Das bereits im Jahr 1748 gegründete Keramikunternehmen produziert Badkollektionen, Badmöbel, Armaturen und Badaccessoires. Weltweit bekannt ist das Traditionsunternehmen auch für sein hochwertiges Geschirr, Kristall und Besteck. Die Produkte des saarländischen Unternehmens werden in rund 125 Ländern vertrieben.

Villeroy & Boch hebt Prognose für das Gesamtjahr an

Der Keramikkonzern aus Mettlach hat angesichts der Erholung des Geschäfts die Prognose für das Geschäftsjahr 2020 deutlich angehoben. Das Unternehmen erwartet nunmehr ein operatives Ergebnis (EBIT) von 30 bis 35 Mio. Euro für das laufende Jahr.

Diese optimistische Einschätzung resultiert daraus, dass die Umsatzentwicklung im 3. Quartal 2020 sogar über den Vergleichswerten des Vorjahres lag. Der Villeroy & Boch-Vorstand rechnet damit, dass sich der positive Umsatztrend im traditionell starken 4. Quartal fortsetzt und das Geschäftsjahr mit einem Gesamtumsatz von maximal 6% unter Vorjahr abgeschlossen werden kann.

In einem Mitte Juli veröffentlichten Zwischenbericht war der Konzern noch von einem Umsatzrückgang von maximal 10 % für das Gesamtjahr ausgegangen.

Villeroy & Boch bleibt solider Dividendenzahler

Die Mettlacher sind als guter Dividendenzahler bekannt. So profitierten die Villeroy & Boch-Anleger in den vergangenen 10 Jahren von Dividendenrenditen von bis zu 6,8%.

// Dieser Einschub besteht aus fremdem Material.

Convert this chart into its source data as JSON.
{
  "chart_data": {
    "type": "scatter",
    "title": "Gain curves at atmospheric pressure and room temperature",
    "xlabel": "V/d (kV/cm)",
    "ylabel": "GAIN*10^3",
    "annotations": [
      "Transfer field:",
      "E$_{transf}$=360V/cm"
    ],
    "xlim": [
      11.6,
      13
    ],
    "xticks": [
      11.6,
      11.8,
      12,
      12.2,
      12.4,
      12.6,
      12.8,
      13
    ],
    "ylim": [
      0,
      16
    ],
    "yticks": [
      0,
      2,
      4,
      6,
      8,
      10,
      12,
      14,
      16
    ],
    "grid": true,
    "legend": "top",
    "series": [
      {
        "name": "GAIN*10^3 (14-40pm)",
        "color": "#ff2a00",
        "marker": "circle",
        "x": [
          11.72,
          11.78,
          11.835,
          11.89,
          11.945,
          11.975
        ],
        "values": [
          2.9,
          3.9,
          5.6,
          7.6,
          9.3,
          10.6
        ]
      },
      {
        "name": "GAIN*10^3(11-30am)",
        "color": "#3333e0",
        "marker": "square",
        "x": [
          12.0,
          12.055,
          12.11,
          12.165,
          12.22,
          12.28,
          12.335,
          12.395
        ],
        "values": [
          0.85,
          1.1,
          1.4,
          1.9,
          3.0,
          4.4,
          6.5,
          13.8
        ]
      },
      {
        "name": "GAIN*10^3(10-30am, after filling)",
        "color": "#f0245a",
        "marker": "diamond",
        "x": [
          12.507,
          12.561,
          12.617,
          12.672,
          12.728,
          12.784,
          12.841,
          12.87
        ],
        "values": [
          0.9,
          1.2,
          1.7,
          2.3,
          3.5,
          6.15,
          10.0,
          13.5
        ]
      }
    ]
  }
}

Aufgrund der guten Entwicklung im 3. Quartal 2020 sowie der weiterhin hohen Netto-Liquidität haben Vorstand und Aufsichtsrat jetzt beschlossen, der ordentlichen Hauptversammlung am 30. Oktober 2020 für das Geschäftsjahr 2019 wieder eine solide Dividende vorzuschlagen.

Konkret soll die Gesamtdividende je Vorzugsaktie bei 0,55 Euro sowie bei 0,50 Euro je Stammaktie liegen. Dabei werden die bereits gezahlten Abschlagszahlungen auf den Bilanzgewinn in Höhe von 0,20 Euro je Vorzugsaktie sowie 0,15 Euro je Stammaktie von der Gesamtdividende abgezogen.

Gute Zahlen führen zu Kurssprung

Nach Vorlage der vorläufigen Zahlen für das 3. Quartal und der angehobenen Prognose für das Gesamtjahr sprang die Villeroy & Boch-Akie deutlich nach oben. Trotz der guten Quartalszahlen und dem Kurssprung liegt der Kurs der Villeroy & Boch-Aktie immer noch deutlich unter den Höchstwerten von etwas über 20 Euro, die das Unternehmen vor 3 Jahren verzeichnen konnte.

Aus meiner Sicht sind die Papiere insbesondere für dividendenorientierte Investoren interessant. Sollte sich allerdings der Aufwärtstrend weiter fortsetzen, bietet die Aktie des Traditionsunternehmens auch für charttechnisch orientierte Anleger womöglich ein interessantes Entwicklungspotenzial.